While an employee may quit for good cause when an employer substantially changes the conditions of employment, there is no good cause to quit when there is no appreciable difference between the employee's old and new positions. Bestler v. Travel Co., 398 N.W.2d 611, 613-14 (Minn. App. 1986) (recognizing that claimants have right to reject positions requiring substantially less skill than they possess but no similar right where claimant is transferred to an equivalent position that requires the same skills) (citation omitted); Zepp, 272 N.W.2d at 263 (finding substantial change where employee's work load more than doubled). Moreover, irreconcilable differences, dissatisfaction or frustration with working conditions do not constitute good cause to quit. Portz v. Pipestone Skelgas, 397 N.W.2d 12, 14 (Minn. App. 1986).
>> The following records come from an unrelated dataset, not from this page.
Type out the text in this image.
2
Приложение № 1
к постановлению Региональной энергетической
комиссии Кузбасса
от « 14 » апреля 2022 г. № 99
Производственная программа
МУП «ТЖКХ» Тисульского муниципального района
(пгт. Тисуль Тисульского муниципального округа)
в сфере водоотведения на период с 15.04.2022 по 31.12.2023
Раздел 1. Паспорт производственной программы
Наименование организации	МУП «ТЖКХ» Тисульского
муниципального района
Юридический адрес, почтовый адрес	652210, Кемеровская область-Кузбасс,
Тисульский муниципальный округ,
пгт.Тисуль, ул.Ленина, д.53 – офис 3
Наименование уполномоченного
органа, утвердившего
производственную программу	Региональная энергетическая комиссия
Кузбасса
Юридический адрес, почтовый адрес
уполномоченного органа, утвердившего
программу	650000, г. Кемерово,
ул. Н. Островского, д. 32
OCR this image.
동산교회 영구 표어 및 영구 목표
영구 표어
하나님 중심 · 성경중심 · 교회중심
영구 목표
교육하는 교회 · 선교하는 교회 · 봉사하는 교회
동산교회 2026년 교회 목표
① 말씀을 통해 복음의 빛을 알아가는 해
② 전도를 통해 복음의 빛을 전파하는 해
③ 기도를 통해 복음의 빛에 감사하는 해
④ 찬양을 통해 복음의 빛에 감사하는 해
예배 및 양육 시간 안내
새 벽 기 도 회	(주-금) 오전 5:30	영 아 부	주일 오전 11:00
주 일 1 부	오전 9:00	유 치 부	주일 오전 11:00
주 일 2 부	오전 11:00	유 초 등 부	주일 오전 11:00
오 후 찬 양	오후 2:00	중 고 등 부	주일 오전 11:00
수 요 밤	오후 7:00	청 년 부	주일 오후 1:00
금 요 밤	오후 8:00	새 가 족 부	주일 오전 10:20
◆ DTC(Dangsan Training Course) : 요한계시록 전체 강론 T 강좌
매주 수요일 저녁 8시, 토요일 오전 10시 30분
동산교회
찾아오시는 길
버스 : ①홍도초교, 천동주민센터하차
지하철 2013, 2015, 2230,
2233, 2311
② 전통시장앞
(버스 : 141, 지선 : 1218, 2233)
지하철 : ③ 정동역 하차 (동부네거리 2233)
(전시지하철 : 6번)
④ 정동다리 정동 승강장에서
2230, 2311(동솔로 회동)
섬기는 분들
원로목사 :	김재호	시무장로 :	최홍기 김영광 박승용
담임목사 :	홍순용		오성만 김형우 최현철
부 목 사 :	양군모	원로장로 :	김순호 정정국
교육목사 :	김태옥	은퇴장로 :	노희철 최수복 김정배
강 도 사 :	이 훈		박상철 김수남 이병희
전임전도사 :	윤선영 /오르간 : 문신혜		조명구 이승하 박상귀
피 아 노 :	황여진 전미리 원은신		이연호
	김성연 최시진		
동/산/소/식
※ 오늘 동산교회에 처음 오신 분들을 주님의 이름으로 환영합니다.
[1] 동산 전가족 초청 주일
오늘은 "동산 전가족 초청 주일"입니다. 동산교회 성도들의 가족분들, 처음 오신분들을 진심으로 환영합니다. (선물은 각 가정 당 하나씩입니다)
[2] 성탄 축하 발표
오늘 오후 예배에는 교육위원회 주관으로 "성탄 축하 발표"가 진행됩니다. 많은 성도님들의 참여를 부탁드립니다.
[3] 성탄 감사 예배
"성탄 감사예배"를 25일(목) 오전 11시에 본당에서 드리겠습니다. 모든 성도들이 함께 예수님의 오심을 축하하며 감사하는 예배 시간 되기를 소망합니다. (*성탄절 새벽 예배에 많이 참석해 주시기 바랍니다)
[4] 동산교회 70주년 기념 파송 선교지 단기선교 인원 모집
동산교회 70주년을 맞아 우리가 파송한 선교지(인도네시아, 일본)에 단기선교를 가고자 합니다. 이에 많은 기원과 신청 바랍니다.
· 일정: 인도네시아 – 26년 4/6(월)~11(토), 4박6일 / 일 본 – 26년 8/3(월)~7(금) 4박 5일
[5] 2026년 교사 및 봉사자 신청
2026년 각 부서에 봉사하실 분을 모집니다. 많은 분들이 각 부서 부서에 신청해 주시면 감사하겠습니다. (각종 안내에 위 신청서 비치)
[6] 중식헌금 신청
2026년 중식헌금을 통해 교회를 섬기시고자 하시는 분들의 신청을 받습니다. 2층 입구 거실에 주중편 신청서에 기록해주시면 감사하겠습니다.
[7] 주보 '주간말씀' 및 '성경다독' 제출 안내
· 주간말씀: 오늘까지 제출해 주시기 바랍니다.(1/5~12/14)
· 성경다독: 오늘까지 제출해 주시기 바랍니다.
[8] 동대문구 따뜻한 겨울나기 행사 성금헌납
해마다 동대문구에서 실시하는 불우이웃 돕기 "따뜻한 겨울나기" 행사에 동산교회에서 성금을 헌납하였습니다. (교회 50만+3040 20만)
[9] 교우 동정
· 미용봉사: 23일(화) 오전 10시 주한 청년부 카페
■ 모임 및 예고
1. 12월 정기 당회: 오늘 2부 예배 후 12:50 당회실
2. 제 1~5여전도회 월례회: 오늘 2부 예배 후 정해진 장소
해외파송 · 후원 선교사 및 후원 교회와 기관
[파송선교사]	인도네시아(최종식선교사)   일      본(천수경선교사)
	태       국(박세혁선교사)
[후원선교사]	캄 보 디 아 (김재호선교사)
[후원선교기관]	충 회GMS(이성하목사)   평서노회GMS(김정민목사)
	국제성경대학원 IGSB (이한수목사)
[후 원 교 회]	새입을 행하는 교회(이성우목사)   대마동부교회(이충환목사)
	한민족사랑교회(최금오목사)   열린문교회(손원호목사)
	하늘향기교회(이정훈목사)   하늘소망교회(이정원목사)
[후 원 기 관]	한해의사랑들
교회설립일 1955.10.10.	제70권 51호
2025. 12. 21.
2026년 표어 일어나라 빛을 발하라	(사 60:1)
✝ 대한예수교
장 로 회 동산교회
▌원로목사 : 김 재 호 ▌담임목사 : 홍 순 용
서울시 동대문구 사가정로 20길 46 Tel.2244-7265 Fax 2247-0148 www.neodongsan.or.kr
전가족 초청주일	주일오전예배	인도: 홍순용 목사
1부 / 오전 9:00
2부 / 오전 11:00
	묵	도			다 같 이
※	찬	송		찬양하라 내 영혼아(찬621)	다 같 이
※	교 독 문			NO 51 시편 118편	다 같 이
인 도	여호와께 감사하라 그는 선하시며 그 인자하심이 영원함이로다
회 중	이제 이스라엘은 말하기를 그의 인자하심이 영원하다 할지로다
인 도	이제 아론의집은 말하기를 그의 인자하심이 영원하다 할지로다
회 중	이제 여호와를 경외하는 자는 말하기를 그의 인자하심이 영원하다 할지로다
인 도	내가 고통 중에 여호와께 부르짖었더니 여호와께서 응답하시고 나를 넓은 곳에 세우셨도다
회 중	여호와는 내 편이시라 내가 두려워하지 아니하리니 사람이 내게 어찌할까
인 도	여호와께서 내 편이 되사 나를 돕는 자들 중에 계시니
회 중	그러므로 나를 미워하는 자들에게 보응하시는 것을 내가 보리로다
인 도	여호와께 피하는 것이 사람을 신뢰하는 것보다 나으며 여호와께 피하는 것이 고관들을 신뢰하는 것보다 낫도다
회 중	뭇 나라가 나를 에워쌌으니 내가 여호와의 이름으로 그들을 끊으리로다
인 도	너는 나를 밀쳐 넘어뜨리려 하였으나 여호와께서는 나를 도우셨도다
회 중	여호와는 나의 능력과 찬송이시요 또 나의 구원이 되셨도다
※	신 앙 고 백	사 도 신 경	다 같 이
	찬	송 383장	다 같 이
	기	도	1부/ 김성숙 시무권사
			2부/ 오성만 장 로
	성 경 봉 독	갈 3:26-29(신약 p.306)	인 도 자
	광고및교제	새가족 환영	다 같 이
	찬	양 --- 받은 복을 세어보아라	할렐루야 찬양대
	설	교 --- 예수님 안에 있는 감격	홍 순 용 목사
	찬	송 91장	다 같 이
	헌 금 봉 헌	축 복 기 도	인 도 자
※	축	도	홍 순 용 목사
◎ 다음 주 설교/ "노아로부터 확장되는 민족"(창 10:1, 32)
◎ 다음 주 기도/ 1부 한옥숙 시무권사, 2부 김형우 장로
The commissioner's representative found that relator's previous position involved "inspector-type duties as well as training and repair work." The record shows that in her former position as a quality technician, relator calibrated equipment; conducted audits; did repairs and reworks; maintained statistical control logs; trained new employees; and performed inspection work 10 to 15% of the time. In comparison, relator's new position would have involved sharing the quality technician's responsibilities with other inspectors. Consequently, relator would have spent more of her time doing inspection work.
Noting that there was no decrease in relator's compensation, the commissioner's representative concluded that relator's new position as an on-line inspector "was a suitable position and was entirely compatible with the claimant's skills and expertise." The commissioner's representative also found that the proposed changes in relator's job "were initiated in connection with production changes." Because these findings are reasonably supported by the evidence and are not effectively challenged on appeal, the commissioner's representative properly determined that relator is disqualified from receiving reemployment insurance benefits.
 Relator states that she intends to pursue her discrimination complaints in another forum.